Although he recognizes Kennedy’s potentially decisive impact on such questions, Colucci does not directly address the prospects for same-sex marriage. Nevertheless, his conclusions seem to portend well for gays. In Kennedy’s constitutional jurisprudence, personal autonomy has trumped democracy. Tradition and precedent are crucial, yes, but do not entirely define the Court’s dynamic and continuing role to “discover” the meaning of individual liberty, perhaps through recent expressions of moral advances made both at home and abroad.

All of which leads me briefly to Proud To Be Right: Voices of the Next Conservative Generation (Harper, 2010), a title unlikely to be cited, one might hastily presume, in support of any article predicting the relatively imminent legalization of homosexual marriage.

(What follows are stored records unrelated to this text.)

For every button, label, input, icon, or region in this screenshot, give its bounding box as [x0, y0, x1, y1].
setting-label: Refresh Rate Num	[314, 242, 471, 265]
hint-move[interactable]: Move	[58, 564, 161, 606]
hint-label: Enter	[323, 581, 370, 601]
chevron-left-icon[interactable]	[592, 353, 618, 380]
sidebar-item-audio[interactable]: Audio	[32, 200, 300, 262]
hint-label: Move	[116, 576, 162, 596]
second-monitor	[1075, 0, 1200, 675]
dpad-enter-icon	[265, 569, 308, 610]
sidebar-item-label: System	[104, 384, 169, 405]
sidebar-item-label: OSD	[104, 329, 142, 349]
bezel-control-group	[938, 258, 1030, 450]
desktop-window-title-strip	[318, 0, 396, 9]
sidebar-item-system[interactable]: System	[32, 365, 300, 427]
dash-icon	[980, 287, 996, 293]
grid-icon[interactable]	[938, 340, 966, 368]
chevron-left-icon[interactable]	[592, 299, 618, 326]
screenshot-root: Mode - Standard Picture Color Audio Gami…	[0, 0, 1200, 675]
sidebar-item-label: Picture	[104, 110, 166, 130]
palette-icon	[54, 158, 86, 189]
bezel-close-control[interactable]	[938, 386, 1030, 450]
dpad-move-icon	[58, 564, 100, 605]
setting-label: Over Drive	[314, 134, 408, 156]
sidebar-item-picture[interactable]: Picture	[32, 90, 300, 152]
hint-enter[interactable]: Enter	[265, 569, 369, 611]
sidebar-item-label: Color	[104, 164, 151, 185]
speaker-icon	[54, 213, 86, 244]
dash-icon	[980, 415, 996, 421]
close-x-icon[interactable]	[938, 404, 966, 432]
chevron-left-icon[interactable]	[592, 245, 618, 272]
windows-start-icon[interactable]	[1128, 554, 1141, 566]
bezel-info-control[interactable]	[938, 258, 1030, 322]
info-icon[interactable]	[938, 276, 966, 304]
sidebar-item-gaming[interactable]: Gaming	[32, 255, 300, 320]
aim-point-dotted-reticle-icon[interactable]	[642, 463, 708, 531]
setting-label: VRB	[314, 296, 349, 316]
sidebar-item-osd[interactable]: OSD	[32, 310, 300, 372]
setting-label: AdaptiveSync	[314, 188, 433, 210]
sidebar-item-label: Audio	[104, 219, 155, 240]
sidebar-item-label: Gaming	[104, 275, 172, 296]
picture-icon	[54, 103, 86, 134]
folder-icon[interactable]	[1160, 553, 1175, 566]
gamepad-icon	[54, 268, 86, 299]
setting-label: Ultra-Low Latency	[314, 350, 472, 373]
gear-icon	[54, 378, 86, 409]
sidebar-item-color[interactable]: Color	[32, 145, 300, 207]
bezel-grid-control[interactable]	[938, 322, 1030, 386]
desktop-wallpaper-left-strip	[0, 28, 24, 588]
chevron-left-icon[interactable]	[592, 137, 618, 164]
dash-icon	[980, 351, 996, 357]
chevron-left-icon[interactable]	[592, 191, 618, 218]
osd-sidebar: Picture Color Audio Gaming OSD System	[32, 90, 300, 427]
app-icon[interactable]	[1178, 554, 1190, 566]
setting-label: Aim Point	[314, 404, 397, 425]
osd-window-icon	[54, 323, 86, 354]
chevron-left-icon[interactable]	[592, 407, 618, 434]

Here, Jonah Goldberg—founding editor of the National Review Online, contributor to Fox News, and best-selling author of Liberal Fascism—has assembled an impressive band of young and unapologetically conservative writers—some religious, some secular—“who do not yet have a megaphone, but might deserve one.”

In the ironically titled “Liberals Are Dumb,” for example, evangelical Christian blogger Rachel Motte touts the value of a rigorous liberal arts education for every conservative activist who wants to be taken seriously. And in “The Politics of Authenticity,” social conservative Matthew Lee Anderson warns politicians that his peers are considerably less obsessed over sexual mores, but much more concerned about the ethics of conducting business and war than their older, value-voting predecessors. A more intellectual and less personally intrusive conservatism focused on economics and foreign policy? One can only hope.

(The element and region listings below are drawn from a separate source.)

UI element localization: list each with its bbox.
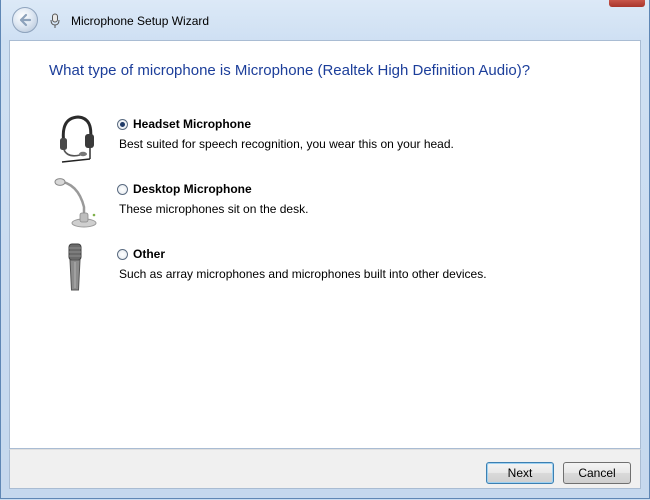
button-bar: Next Cancel	[9, 449, 641, 489]
next-button[interactable]: Next	[486, 462, 554, 484]
page-heading: What type of microphone is Microphone (R…	[49, 62, 531, 79]
wizard-content: What type of microphone is Microphone (R…	[9, 40, 641, 449]
desktop-option-label: Desktop Microphone	[133, 182, 252, 196]
headset-option-description: Best suited for speech recognition, you …	[119, 137, 454, 151]
title-bar: Microphone Setup Wizard	[1, 0, 649, 40]
wizard-window: Microphone Setup Wizard What type of mic…	[0, 0, 650, 499]
other-radio[interactable]	[117, 249, 128, 260]
desktop-microphone-icon	[50, 177, 100, 233]
headset-option-label: Headset Microphone	[133, 117, 252, 131]
other-option-label: Other	[133, 247, 166, 261]
headset-microphone-icon	[50, 110, 100, 166]
desktop-option-description: These microphones sit on the desk.	[119, 202, 309, 216]
other-option-description: Such as array microphones and microphone…	[119, 267, 487, 281]
handheld-microphone-icon	[50, 242, 100, 298]
close-button[interactable]	[609, 0, 645, 7]
window-title: Microphone Setup Wizard	[71, 14, 210, 28]
cancel-button[interactable]: Cancel	[563, 462, 631, 484]
microphone-icon	[49, 13, 61, 29]
back-button[interactable]	[12, 7, 38, 33]
headset-radio[interactable]	[117, 119, 128, 130]
desktop-radio[interactable]	[117, 184, 128, 195]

But particularly relevant to the issue at hand is a refreshingly candid piece from James Kirchik, contributing editor to the New Republic, called “The Consistency of Gay Conservatives.” Though the GOP’s base—presently empowered by the religious Right—remains opposed to gay marriage, Kirchik portends, support will likely increase as the Republican pool grows younger. Why? Because “the ‘gay agenda’ today,” he says, “is fundamentally conservative.”

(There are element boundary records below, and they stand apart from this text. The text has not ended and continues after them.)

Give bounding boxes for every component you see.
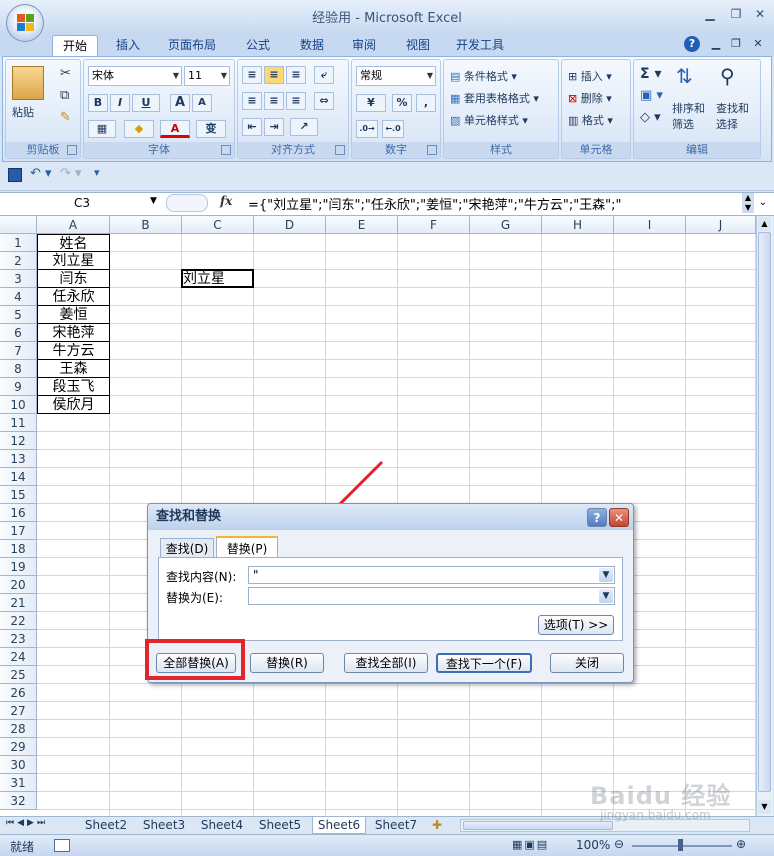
dialog-title: 查找和替换 — [148, 504, 633, 530]
dialog-help-button[interactable]: ? — [587, 508, 607, 527]
office-button[interactable] — [6, 4, 44, 42]
find-all-button[interactable]: 查找全部(I) — [344, 653, 428, 673]
find-next-button[interactable]: 查找下一个(F) — [436, 653, 532, 673]
find-what-label: 查找内容(N): — [166, 570, 237, 584]
find-what-value: " — [253, 568, 259, 582]
highlight-box — [145, 639, 245, 680]
tab-find[interactable]: 查找(D) — [160, 538, 214, 558]
tab-replace[interactable]: 替换(P) — [216, 536, 278, 558]
replace-with-input[interactable]: ▼ — [248, 587, 615, 605]
office-logo-icon — [17, 14, 35, 32]
chevron-down-icon[interactable]: ▼ — [599, 589, 613, 603]
replace-button[interactable]: 替换(R) — [250, 653, 324, 673]
chevron-down-icon[interactable]: ▼ — [599, 568, 613, 582]
dialog-close-button[interactable]: 关闭 — [550, 653, 624, 673]
options-button[interactable]: 选项(T) >> — [538, 615, 614, 635]
dialog-close-x-button[interactable]: ✕ — [609, 508, 629, 527]
annotation-arrow — [222, 460, 384, 622]
find-what-input[interactable]: " ▼ — [248, 566, 615, 584]
replace-with-label: 替换为(E): — [166, 591, 223, 605]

Gay activists in California, after all, protest not for “free love,” but only for the right to marry their committed partners. “They want to join this bedrock institution,” Kirchik reminds us, “not tear it apart.” In fact, the prevailing scientific explanation for homosexuality—unmistakably deterministic—is repudiated not so much by conservatism, the author contends, but instead by “Left-wing ‘queer’ theorists, who argue that binary sexuality is a social construct.” A little more food, perhaps, for feminist thought.

Living in the largely rural Midwest, even the least bigoted person is tempted to write off homosexuals for inspiring too few vocal allies and entirely too many powerful foes. Gay marriage remains one of those annoying, distracting, “hot button” political skirmishes in a larger culture war that, quite frankly, never deserved Americans’ precious time and energy in the first place. But the forces of religious bigotry will soon lose this battle, as they have so many others in recent centuries.

Whether the courts recognize and respect it or not, public opinion from nearly every perspective appears to be converging on at least quiet support for same-sex marriage. Thus, the Earth continues to grow a little rounder, the solar system more heliocentric, and the universe ever more capacious. Meanwhile, humanity grows less childlike. As we continue to discover and realize our vast potential, we find less and less occasion for odium and pettiness.